Genau dieser Gegensatz ist wichtig. Das Kunstwerk erinnert an die weltoffene und standhafte Haltung der Hochschule während der Zeit des Nationalsozialismus.
Um weitere Werke und deren Geschichten dahinter zu entdecken, müsst Ihr nur diesem Pfad hier folgen.
Info: Die Kunstwerke am PURPLE PATH könnt Ihr jederzeit besuchen, es gibt keine Öffnungszeiten und der Eintritt ist kostenlos.
Auf einfachen Wegen die Region erkunden
Der PURPLE PATH kann ganz nach Lust und Laune erkundet werden. Einen festen Rundgang gibt es nicht, sodass jeder selbst entscheiden kann, welche Werke und Orte auf dem Weg liegen.
Ob mit dem Auto, Bus und Bahn, dem Fahrrad oder zu Fuß, Ihr könnt den Kunst- und Skulpturenweg ganz nach Eurem eigenen Geschmack und Tempo zu entdecken.
>>> Hier passende Routenvorschläge finden.
Weitere Touren findet Ihr direkt bei Outdooractive.
Wer lieber entspannt unterwegs ist, kann auch an einer geführten Bustour teilnehmen. Dabei gibt es Infos zu den Kunstwerken und den Orten, an denen sie stehen.
Die Bustouren werden regelmäßig vom Tourismusverband Chemnitz Zwickau Region e. V. angeboten. Wer mitfahren möchte, findet Termine und Buchung beim Tourismusverband sowie auf der PURPLE-PATH-Seite.
Ihr habt jetzt aber auch die Möglichkeit, zwei Tickets für eine der nächsten Bustouren zu gewinnen.

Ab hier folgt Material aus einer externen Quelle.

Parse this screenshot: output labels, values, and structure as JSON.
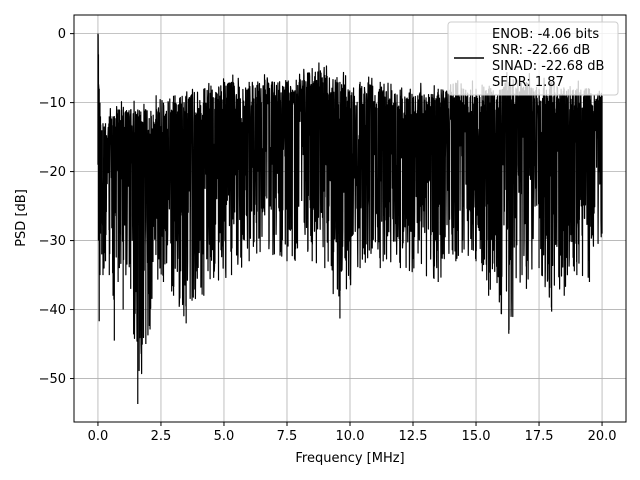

Mitmachen und eine Bustour entlang des PURPLE PATH gewinnen
Lust bekommen, den PURPLE PATH einmal mit dem Bus zu erkunden und dabei mehr über die Kunstwerke und ihre Geschichten zu erfahren?
Wir verlosen zwei Tickets für eine der nächsten PURPLE-PATH-Bustouren!
Um mitzumachen, müsst Ihr einfach das Formular unten ausfüllen und schon landet Ihr im Lostopf*.
Wichtig: Nach der Anmeldung bekommt Ihr eine Bestätigung per E-Mail. Bitte den Link darin anklicken, damit die Teilnahme gilt.
Das Gewinnspiel läuft bis zum 11. September 2026, um 23:59 Uhr. Die Gewinner werden per E-Mail benachrichtigt.
Wir drücken die Daumen!
*Teilnahme am Gewinnspiel setzt die Anmeldung zum Newsletter voraus
Hier werden Erinnerungen gesammelt
Der Kunst- und Skulpturenweg verbindet zwei große Urlaubsregionen, die immer eine Reise wert sind und Euch viele Erlebnisse rund um Euren PURPLE PATH Besuch schenken.
Zum einen geht es in die Chemnitz. Zwickau. Region. mit Städten, Natur und jeder Menge Kultur.
Zum anderen führt der PURPLE PATH auch durch das Erzgebirge, wo Euch abwechslungsreiche Landschaften, Ausflugsziele und regionale Traditionen begegnen.